Mehr für ihr Wasser werden künftig die Einwohner der fünf Mitgliedsgemeinden Eitting, Finsing, Moosinning, Neuching und Oberding im Zweckverband zur Wasserversorgung Moosrain bezahlen müssen: In der Verbandsversammlung wurde einstimmig beschlossen, für die nächsten Jahre bis 2028 den Preis für einen Kubikmeter Wasser von bisher 1,24 Euro auf dann 1,92 Euro anzuheben. Diese Erhöhung um fast 55 Prozent gilt bereits vom 1. Januar 2025 an.
Oberding – Ebenfalls angehoben werden die Beitragssätze für Grundstücksflächen: von bisher 1,80 auf nun genau zwei Euro pro Quadratmeter sowie für Geschossflächen von bisher 6,80 auf nun 7,60 Euro pro Quadratmeter. Die Höhe der Grundgebühr für Zähler bis zehn Kubikmeter wurde auf 120 Euro pro Jahr festgelegt.
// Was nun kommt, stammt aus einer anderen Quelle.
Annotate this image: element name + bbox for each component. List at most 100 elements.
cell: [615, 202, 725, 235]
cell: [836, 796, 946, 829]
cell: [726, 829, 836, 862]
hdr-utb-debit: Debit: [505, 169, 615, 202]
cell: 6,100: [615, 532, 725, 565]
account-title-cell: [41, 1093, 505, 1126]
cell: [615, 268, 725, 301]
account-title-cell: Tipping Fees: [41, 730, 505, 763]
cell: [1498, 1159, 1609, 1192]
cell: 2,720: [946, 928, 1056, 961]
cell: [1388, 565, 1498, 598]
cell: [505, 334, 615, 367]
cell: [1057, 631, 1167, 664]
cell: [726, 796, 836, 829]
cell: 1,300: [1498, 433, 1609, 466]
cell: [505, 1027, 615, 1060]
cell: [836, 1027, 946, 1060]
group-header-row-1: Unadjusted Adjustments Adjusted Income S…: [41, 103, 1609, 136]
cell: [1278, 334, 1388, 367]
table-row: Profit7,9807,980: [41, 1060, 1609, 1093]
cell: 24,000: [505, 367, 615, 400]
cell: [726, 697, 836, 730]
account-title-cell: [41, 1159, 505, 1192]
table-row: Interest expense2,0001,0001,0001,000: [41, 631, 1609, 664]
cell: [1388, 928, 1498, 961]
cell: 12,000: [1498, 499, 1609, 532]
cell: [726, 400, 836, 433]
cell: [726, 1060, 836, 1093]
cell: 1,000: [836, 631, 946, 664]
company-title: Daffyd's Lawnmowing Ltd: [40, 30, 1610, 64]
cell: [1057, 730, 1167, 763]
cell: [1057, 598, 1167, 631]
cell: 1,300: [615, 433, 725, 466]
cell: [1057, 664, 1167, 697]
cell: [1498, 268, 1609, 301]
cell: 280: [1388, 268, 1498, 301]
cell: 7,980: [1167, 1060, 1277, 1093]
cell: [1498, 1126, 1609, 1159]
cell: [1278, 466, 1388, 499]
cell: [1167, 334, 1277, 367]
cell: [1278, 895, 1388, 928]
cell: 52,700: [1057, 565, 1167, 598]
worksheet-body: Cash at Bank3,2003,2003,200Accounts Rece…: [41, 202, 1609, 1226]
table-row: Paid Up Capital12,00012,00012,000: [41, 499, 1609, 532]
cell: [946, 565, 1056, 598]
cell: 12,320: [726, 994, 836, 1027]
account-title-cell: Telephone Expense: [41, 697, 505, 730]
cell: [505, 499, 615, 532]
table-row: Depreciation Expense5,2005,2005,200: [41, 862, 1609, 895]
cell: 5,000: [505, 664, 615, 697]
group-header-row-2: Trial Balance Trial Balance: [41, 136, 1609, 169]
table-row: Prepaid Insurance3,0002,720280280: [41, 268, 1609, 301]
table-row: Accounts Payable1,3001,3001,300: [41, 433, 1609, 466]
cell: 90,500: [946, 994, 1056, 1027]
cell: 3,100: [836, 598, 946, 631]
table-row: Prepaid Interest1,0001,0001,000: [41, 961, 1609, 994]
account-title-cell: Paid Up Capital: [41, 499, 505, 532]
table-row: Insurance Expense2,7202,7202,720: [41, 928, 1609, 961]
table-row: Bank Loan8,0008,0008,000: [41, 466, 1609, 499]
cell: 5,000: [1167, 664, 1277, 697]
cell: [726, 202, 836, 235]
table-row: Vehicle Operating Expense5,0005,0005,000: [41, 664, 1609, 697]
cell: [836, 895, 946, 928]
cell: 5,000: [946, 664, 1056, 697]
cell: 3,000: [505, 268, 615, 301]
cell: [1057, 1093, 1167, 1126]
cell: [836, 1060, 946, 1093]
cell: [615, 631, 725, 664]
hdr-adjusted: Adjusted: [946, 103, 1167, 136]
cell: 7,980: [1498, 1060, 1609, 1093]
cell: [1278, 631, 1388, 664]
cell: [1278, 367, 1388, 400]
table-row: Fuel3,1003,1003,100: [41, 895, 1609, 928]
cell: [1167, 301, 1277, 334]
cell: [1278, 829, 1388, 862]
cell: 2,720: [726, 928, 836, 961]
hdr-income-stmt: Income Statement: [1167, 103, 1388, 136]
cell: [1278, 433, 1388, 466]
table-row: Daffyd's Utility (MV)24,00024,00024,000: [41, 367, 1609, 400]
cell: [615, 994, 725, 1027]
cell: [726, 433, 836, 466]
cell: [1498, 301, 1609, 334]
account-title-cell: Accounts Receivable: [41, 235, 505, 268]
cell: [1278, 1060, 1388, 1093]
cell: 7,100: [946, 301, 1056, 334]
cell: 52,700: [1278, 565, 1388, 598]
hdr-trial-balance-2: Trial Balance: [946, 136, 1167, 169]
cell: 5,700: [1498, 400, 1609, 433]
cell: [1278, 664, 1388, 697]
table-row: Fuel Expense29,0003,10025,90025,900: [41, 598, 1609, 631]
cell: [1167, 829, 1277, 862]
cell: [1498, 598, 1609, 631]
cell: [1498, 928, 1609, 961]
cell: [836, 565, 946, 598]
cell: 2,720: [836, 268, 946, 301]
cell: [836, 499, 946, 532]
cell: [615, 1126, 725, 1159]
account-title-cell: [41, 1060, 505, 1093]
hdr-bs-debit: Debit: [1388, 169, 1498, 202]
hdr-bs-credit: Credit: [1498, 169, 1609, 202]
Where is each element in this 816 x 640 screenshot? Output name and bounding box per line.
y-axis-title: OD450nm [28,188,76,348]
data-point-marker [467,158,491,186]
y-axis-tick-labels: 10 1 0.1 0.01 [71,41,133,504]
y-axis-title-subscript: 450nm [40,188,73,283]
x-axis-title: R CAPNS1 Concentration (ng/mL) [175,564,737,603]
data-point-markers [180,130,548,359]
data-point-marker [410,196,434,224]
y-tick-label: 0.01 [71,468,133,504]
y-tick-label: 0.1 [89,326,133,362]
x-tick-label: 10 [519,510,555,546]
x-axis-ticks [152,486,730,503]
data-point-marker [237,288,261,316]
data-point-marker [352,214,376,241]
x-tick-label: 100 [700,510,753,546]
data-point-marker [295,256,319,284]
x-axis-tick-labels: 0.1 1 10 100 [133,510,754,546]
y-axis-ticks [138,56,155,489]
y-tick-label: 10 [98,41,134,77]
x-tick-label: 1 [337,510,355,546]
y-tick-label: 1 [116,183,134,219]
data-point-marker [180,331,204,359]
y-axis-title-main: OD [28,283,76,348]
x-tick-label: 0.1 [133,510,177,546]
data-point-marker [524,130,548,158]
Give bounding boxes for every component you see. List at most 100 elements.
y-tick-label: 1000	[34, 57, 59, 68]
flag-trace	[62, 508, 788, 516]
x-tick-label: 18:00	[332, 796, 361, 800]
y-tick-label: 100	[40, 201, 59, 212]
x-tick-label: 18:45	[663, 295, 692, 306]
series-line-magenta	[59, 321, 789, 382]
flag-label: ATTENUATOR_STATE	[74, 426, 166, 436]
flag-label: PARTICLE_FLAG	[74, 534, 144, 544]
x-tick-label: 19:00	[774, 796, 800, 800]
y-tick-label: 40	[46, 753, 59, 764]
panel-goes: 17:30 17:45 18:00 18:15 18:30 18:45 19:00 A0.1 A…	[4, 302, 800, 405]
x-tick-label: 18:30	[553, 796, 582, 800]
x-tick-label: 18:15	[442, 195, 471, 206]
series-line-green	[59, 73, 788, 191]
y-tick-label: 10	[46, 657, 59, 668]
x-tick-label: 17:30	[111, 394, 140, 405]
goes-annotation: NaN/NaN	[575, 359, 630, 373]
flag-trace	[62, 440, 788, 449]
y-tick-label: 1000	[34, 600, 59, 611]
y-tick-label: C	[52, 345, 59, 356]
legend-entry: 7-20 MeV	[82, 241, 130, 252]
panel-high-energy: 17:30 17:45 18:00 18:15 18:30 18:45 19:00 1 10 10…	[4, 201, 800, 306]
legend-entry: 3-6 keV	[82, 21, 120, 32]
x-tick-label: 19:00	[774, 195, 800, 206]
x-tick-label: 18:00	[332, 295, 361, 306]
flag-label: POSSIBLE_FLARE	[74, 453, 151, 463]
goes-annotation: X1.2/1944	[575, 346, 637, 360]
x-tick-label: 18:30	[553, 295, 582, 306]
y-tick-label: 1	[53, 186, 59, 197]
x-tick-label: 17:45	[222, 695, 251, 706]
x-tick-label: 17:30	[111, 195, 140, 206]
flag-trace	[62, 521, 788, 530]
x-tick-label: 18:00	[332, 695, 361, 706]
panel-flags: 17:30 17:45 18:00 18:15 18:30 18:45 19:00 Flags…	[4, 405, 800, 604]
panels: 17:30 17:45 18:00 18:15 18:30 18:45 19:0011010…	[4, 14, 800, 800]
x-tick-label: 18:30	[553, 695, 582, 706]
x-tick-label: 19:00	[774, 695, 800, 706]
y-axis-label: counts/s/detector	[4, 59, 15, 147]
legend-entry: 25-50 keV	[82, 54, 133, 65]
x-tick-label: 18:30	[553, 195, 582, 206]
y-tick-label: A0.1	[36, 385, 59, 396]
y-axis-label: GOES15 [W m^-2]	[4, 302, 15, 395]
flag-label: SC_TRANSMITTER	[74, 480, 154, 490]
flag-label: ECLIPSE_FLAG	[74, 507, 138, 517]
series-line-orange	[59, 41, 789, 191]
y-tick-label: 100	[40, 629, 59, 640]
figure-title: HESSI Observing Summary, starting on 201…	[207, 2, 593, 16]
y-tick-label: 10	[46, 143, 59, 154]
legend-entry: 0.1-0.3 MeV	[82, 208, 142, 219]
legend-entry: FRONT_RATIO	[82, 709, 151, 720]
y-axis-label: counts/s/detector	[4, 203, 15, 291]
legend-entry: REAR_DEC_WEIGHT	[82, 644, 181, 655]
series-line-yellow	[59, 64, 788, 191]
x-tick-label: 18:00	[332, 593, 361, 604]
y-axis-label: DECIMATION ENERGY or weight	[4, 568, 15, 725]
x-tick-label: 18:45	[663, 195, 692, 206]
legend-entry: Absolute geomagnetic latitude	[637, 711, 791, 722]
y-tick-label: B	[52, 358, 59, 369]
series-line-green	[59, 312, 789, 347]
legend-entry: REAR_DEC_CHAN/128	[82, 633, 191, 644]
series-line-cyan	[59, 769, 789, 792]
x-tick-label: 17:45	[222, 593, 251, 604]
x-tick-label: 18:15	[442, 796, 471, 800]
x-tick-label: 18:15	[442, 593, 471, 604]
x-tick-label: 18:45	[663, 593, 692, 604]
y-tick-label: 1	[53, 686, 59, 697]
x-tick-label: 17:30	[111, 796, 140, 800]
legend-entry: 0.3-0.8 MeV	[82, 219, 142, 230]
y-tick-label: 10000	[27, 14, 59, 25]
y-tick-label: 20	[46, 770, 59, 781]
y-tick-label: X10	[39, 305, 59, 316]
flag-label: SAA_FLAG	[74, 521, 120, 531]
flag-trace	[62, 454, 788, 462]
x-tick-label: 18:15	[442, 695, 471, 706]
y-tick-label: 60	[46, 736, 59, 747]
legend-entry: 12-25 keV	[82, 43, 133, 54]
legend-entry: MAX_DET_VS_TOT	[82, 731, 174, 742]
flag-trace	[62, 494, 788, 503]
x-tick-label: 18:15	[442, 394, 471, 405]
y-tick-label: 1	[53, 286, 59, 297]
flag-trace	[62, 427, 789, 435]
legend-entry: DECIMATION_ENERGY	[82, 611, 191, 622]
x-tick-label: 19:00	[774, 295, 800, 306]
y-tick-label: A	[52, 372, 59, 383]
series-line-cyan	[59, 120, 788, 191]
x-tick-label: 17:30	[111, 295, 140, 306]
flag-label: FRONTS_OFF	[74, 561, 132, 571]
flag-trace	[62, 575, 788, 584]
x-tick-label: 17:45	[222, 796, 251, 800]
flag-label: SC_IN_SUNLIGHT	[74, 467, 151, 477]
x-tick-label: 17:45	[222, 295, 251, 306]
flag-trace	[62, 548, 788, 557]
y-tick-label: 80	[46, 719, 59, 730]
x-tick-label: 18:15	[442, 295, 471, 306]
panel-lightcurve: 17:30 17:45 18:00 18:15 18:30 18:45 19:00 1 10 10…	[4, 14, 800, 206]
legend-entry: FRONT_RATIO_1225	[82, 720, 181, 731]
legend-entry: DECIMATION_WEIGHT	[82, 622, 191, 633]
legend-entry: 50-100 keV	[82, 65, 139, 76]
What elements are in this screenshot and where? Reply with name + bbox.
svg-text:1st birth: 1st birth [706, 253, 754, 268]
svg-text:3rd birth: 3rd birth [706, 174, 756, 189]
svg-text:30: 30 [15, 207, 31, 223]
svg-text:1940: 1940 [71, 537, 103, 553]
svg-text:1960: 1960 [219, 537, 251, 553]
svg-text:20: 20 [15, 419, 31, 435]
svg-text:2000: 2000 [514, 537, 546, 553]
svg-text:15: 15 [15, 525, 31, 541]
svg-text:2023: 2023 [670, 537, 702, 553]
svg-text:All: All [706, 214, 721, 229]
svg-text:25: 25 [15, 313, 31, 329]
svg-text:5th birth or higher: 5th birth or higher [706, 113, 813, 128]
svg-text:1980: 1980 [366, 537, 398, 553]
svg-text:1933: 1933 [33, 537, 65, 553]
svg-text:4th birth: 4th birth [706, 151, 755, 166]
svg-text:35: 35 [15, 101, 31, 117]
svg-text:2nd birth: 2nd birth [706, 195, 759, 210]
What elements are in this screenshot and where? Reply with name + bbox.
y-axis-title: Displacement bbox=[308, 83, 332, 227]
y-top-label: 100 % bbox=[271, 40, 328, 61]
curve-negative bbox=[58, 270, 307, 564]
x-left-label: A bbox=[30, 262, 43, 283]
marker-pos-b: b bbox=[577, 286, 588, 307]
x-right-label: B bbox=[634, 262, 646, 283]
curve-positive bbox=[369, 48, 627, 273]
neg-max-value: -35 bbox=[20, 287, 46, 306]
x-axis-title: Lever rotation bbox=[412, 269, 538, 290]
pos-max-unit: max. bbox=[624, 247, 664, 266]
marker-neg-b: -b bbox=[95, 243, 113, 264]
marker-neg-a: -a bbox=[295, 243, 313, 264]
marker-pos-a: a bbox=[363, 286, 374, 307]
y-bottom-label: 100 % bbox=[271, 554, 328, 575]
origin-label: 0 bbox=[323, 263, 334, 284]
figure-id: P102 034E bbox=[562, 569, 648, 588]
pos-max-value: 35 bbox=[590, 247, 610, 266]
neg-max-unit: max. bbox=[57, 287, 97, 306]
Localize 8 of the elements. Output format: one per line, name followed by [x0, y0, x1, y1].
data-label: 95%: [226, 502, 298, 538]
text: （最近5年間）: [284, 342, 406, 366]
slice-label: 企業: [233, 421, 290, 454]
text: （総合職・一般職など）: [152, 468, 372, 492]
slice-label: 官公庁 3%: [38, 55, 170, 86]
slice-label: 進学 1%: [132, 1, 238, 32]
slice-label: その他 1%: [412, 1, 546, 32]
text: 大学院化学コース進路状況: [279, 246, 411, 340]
„Diese Erhöhungen sind eine harte Entscheidung, wir kommen aber um diesen Schritt nicht herum“, begründete Verbandsvorsitzender und Oberdings Bürgermeister Bernhard Mücke vor den Verbandsräten diese Maßnahmen. Nachdem der Verband von Staats wegen kaum Rückstellungen bilden dürfe, bliebe, so Mücke, als einziger „Finanzpuffer“ die Möglichkeit, das Kanalnetz jetzt nicht zeitnah zu erneuern.
Rohre teils 50 Jahre alt
„Doch wenn wir dieses teils 50 Jahre alte Rohrsystem jetzt nicht sanieren, kommt es für uns als Verband und für die Verbraucher am Ende teurer. Zum Glück haben wir zwei gut funktionierende Wasserwerke, von dieser Seite her sind wir sicher.“ Auch Verbandsgeschäftsführer Wolfgang Haberger unterstrich die Notwendigkeit der Baumaßnahmen und der sich daraus ergebenden Kostensteigerung. „Wir kennen unser Leitungsnetz und haben sehr genau kalkuliert, was wir in den kommenden vier Jahren wieder für Unterhalt und Betrieb benötigen. Vieles muss ersetzt werden.“
Gleichzeitig wurde der Haushalt 2025 behandelt: Er schließt im Erfolgsplan mit Erträgenvon rund 3,82 Millionen Euro ab sowie in Aufwendungen in Höhe von rund 3,67 Millionen Euro. Im Vermögensplan sind Einnahmen und Ausgaben mit je rund 1,96 Millionen Euro angesetzt. Dieser Haushaltsplanentwurf basiert auf einer angenommenen Gesamtverkaufsmenge von 2,15 Millionen Kubikmeter Trinkwasser, davon gehen voraussichtlich allein 950 000 Kubikmeter an den Flughafen, der Rest wird an die knapp 5400 Grundstücksanschlüsse verteilt.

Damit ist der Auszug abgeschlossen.